On Wednesday, as he announced Facebook’s record-breaking $19bn (£11.4bn) acquisition of the mobile messaging service WhatsApp, Mark Zuckerberg reflected that he had known WhatsApp’s chief executive, Jan Koum, “for a long time”. It is possible the pair met shortly before WhatsApp’s creation in 2009, when Mr Koum and his company’s co-founder Brian Acton both applied for jobs at Facebook – and were rejected.
That historical footnote must surely enhance Mr Koum’s satisfaction at selling his creation to Facebook
The deal is for $4bn in cash and $12bn in Facebook shares, as well as an additional $3bn in restricted stock units that will vest over the next four years. Forbes reports that Mr Koum owns 45 per cent of WhatsApp, meaning he is now worth about $6.8bn.
Yet an unsuccessful job interview is far from the only obstacle to success that Mr Koum has overcome in his 38 years. He was born an only child in Ukraine, in a rough rural village outside Kiev, in a house with no hot water. His parents – a construction worker and a housewife – feared talking on the phone in case it was being tapped by the Soviet government. “Society was extremely closed off,” Mr Koum recently told Wired. “You can read 1984, but living there was experiencing it. I didn’t have a computer until I was 19 – but I did have an abacus.”

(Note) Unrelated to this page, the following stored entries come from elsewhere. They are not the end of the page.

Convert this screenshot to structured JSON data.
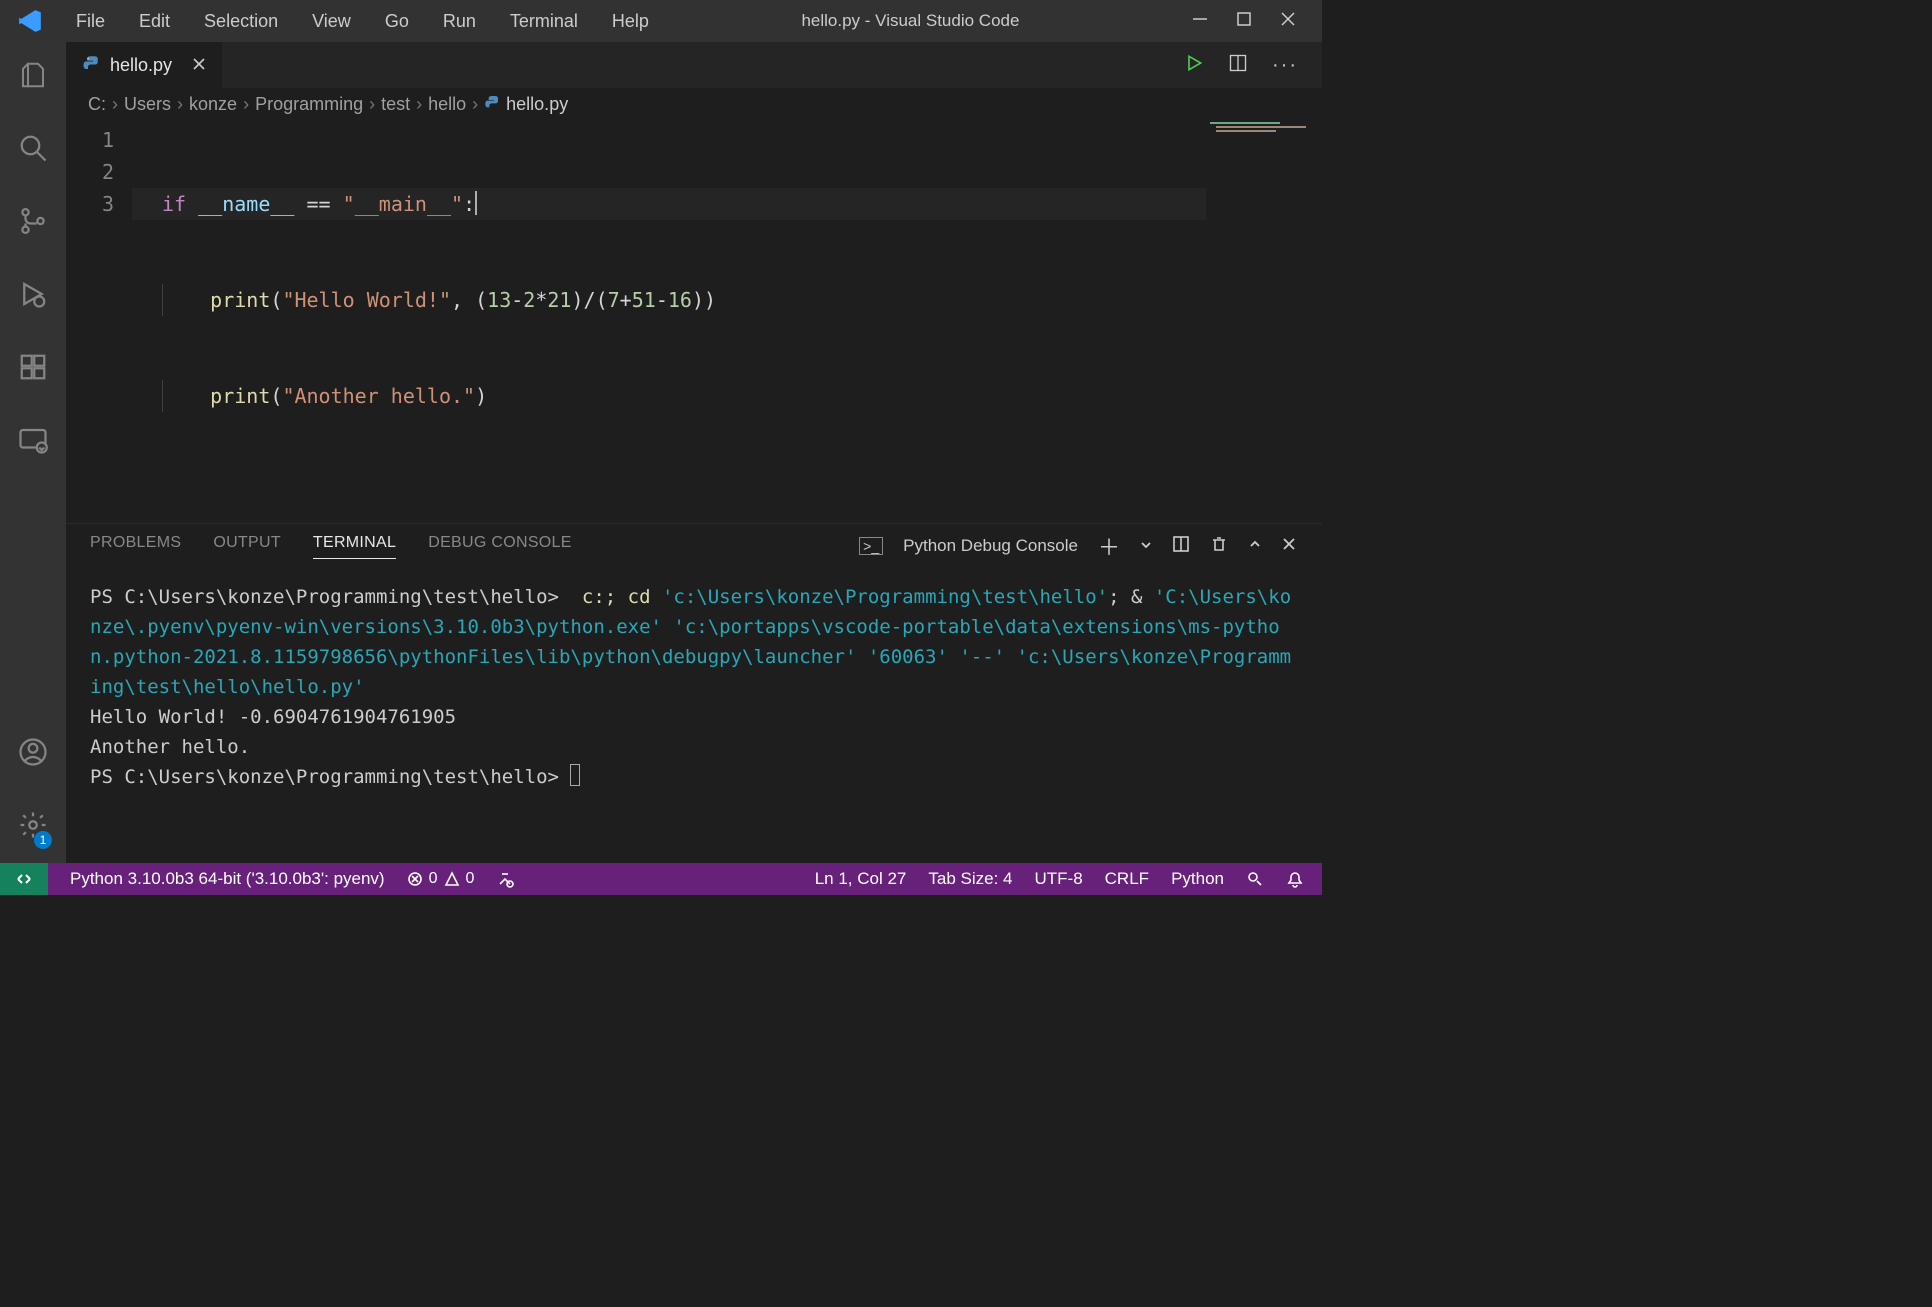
{
  "window_title": "hello.py - Visual Studio Code",
  "menu": [
    "File",
    "Edit",
    "Selection",
    "View",
    "Go",
    "Run",
    "Terminal",
    "Help"
  ],
  "tab": {
    "filename": "hello.py"
  },
  "breadcrumb": [
    "C:",
    "Users",
    "konze",
    "Programming",
    "test",
    "hello",
    "hello.py"
  ],
  "editor": {
    "line_numbers": [
      "1",
      "2",
      "3"
    ],
    "l1": {
      "kw": "if",
      "var": "__name__",
      "eq": "==",
      "str": "\"__main__\"",
      "colon": ":"
    },
    "l2": {
      "fn": "print",
      "open": "(",
      "str": "\"Hello World!\"",
      "comma": ", ",
      "expr_open": "(",
      "n1": "13",
      "minus": "-",
      "n2": "2",
      "star": "*",
      "n3": "21",
      "expr_close": ")",
      "div": "/",
      "den_open": "(",
      "n4": "7",
      "plus": "+",
      "n5": "51",
      "minus2": "-",
      "n6": "16",
      "den_close": ")",
      "close": ")"
    },
    "l3": {
      "fn": "print",
      "open": "(",
      "str": "\"Another hello.\"",
      "close": ")"
    }
  },
  "panel": {
    "tabs": {
      "problems": "PROBLEMS",
      "output": "OUTPUT",
      "terminal": "TERMINAL",
      "debug": "DEBUG CONSOLE"
    },
    "console_name": "Python Debug Console"
  },
  "terminal": {
    "prompt1": "PS C:\\Users\\konze\\Programming\\test\\hello> ",
    "cmd1a": " c:; ",
    "cmd1b": "cd ",
    "path1": "'c:\\Users\\konze\\Programming\\test\\hello'",
    "sep1": "; & ",
    "path2": "'C:\\Users\\konze\\.pyenv\\pyenv-win\\versions\\3.10.0b3\\python.exe' 'c:\\portapps\\vscode-portable\\data\\extensions\\ms-python.python-2021.8.1159798656\\pythonFiles\\lib\\python\\debugpy\\launcher' '60063' '--' 'c:\\Users\\konze\\Programming\\test\\hello\\hello.py'",
    "out1": "Hello World! -0.6904761904761905",
    "out2": "Another hello.",
    "prompt2": "PS C:\\Users\\konze\\Programming\\test\\hello> "
  },
  "status": {
    "interpreter": "Python 3.10.0b3 64-bit ('3.10.0b3': pyenv)",
    "errors": "0",
    "warnings": "0",
    "cursor": "Ln 1, Col 27",
    "tab_size": "Tab Size: 4",
    "encoding": "UTF-8",
    "eol": "CRLF",
    "language": "Python"
  },
  "activity_badge": "1"
}
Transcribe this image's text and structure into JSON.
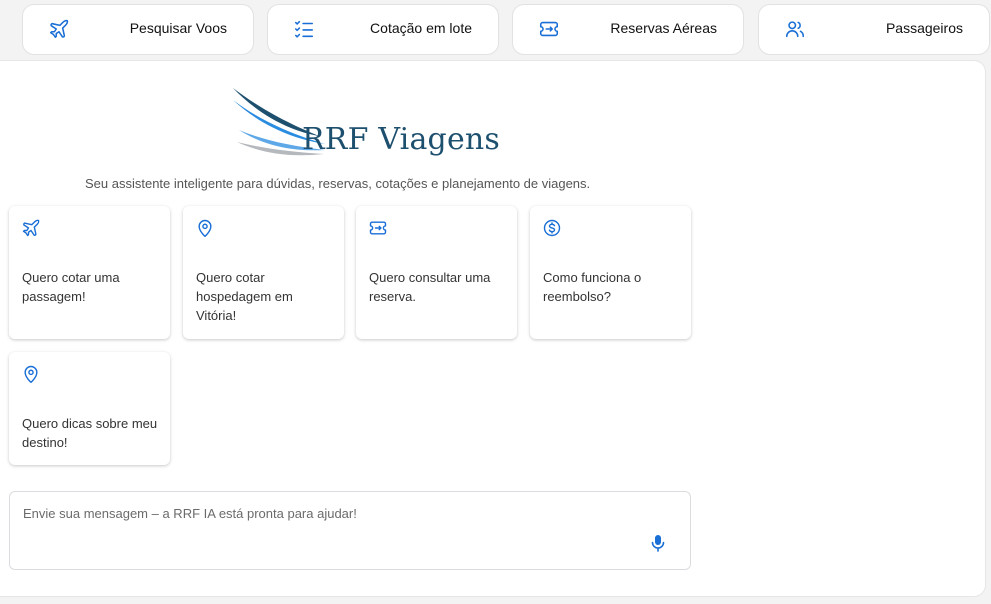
{
  "nav": {
    "tabs": [
      {
        "label": "Pesquisar Voos",
        "icon": "plane-icon"
      },
      {
        "label": "Cotação em lote",
        "icon": "checklist-icon"
      },
      {
        "label": "Reservas Aéreas",
        "icon": "ticket-icon"
      },
      {
        "label": "Passageiros",
        "icon": "users-icon"
      }
    ]
  },
  "brand": {
    "name": "RRF Viagens",
    "subtitle": "Seu assistente inteligente para dúvidas, reservas, cotações e planejamento de viagens."
  },
  "suggestions": [
    {
      "text": "Quero cotar uma passagem!",
      "icon": "plane-icon"
    },
    {
      "text": "Quero cotar hospedagem em Vitória!",
      "icon": "map-pin-icon"
    },
    {
      "text": "Quero consultar uma reserva.",
      "icon": "ticket-icon"
    },
    {
      "text": "Como funciona o reembolso?",
      "icon": "dollar-circle-icon"
    },
    {
      "text": "Quero dicas sobre meu destino!",
      "icon": "map-pin-icon"
    }
  ],
  "chat": {
    "placeholder": "Envie sua mensagem – a RRF IA está pronta para ajudar!",
    "value": ""
  },
  "colors": {
    "accent": "#1a6fd6",
    "brand": "#1d4f6e",
    "logo_blue": "#2a8de0",
    "logo_gray": "#b5b8bc"
  }
}
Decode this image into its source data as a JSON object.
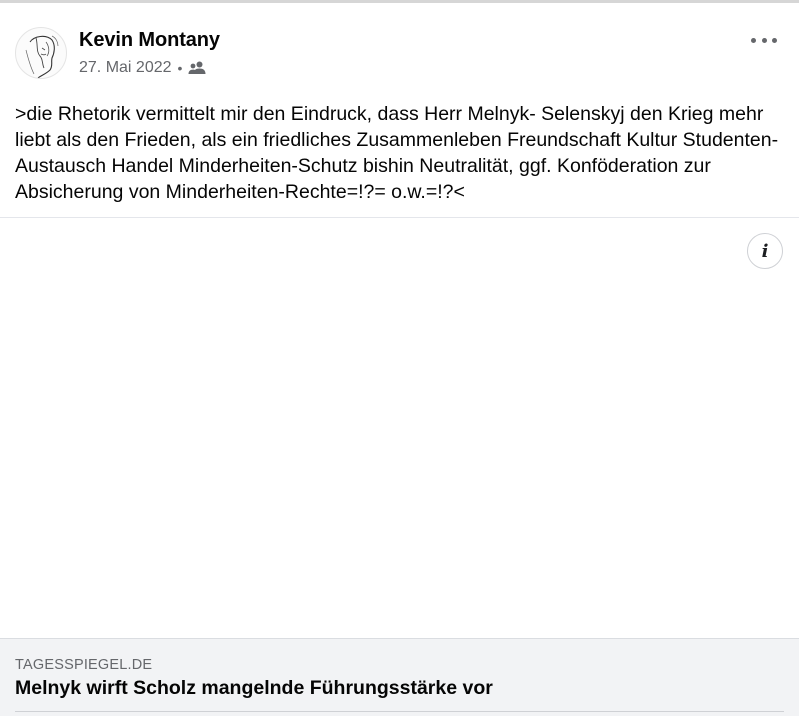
{
  "post": {
    "author": "Kevin Montany",
    "date": "27. Mai 2022",
    "separator": "•",
    "audience_icon": "friends-icon",
    "more_icon": "more-options-icon",
    "text": ">die Rhetorik vermittelt mir den Eindruck, dass Herr Melnyk- Selenskyj den Krieg mehr liebt als den Frieden, als ein friedliches Zusammenleben Freundschaft Kultur Studenten-Austausch Handel Minderheiten-Schutz bishin Neutralität, ggf. Konföderation zur Absicherung von Minderheiten-Rechte=!?= o.w.=!?<"
  },
  "media": {
    "info_icon": "info-icon",
    "info_label": "i"
  },
  "link": {
    "domain": "TAGESSPIEGEL.DE",
    "title": "Melnyk wirft Scholz mangelnde Führungsstärke vor"
  },
  "colors": {
    "text": "#050505",
    "secondary": "#65676b",
    "card_bg": "#f2f3f5",
    "divider": "#e4e6eb"
  }
}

When he was 16, Mr Koum and his mother emigrated to California, where they settled in a small apartment in Mountain View, in the heart of Silicon Valley. He swept floors at a local shop to help pay the bills. Later, after his mother was diagnosed with cancer, the pair lived on disability benefits. This week, Mr Koum chose to sign his $19bn deal with Facebook at the site of the Social Services office where he collected food stamps as a teenager – the building is a short walk from WhatsApp’s HQ.
At school, Mr Koum taught himself computer skills with books he bought second-hand and returned as soon as he had read them. He won a place at San Jose State University, while also working as a computer security tester for the accounting firm Ernst & Young. In 1997, the company assigned him to a job at Yahoo, where he was given the desk opposite Mr Acton. The two hit it off, and within a year Mr Koum took a permanent job at Yahoo and dropped out of university.
Mr Koum and Mr Acton became especially close after Koum’s mother died of cancer in 2000. Over the years they became increasingly disillusioned with their work at Yahoo, and particularly with the company’s reliance on advertising for revenue. They both left in 2007, and not long after made their unsuccessful applications to work for Facebook.
In early 2009, Mr Koum became frustrated with his local gym’s ban on using mobile phones, because he kept missing calls as he was working out. He had been trying to come up with an iPhone app, and his initial idea was to allow people to set statuses on their phones, so that their contacts could see what they were up to at any given moment: for instance, “Can’t talk, at the gym.”
He christened his creation WhatsApp, a bastardisation of What’s up?, and incorporated the company in February 2009. When the app’s early versions proved buggy and Mr Koum considered giving up, it was Mr Acton who offered encouragement, telling his friend he should give himself a few more months to perfect the product.
A few months later, Mr Koum switched WhatsApp’s focus to instant messaging, and it became a hit: smoother than traditional SMS, not to mention cheaper – especially when contacting friends abroad. Today, WhatsApp remains free to install. It also remains true to Mr Koum’s early insistence that it would carry no advertising, and that it would not store messages and thus endanger users’ privacy. (How those principles align with Facebook’s remains to be seen.)
In contrast to many Silicon Valley chief executives, Mr Koum has maintained a low profile, even as WhatsApp exploded in popularity. According to Forbes, at a staff lunch in 2011 one co-worker asked him why he so rarely spoke to the media about the app’s success. “Marketing and press kicks up dust,” Mr Koum supposedly replied. “It gets in your eye, and then you’re not focusing on the product.”
The lack of previous press attention seems to have done his business no harm. WhatsApp now claims 450 million active users each month, 320 million of whom use the service daily. In January, more than 18 billion WhatsApp messages were sent, on average, every day.
WhatsApp in numbers
$6.8bn Reported worth of Jan Koum, who owns 45 per cent of WhatsApp, after the sale to Facebook.
450 million Active monthly users.
18 billion Messages sent on the service every day in January.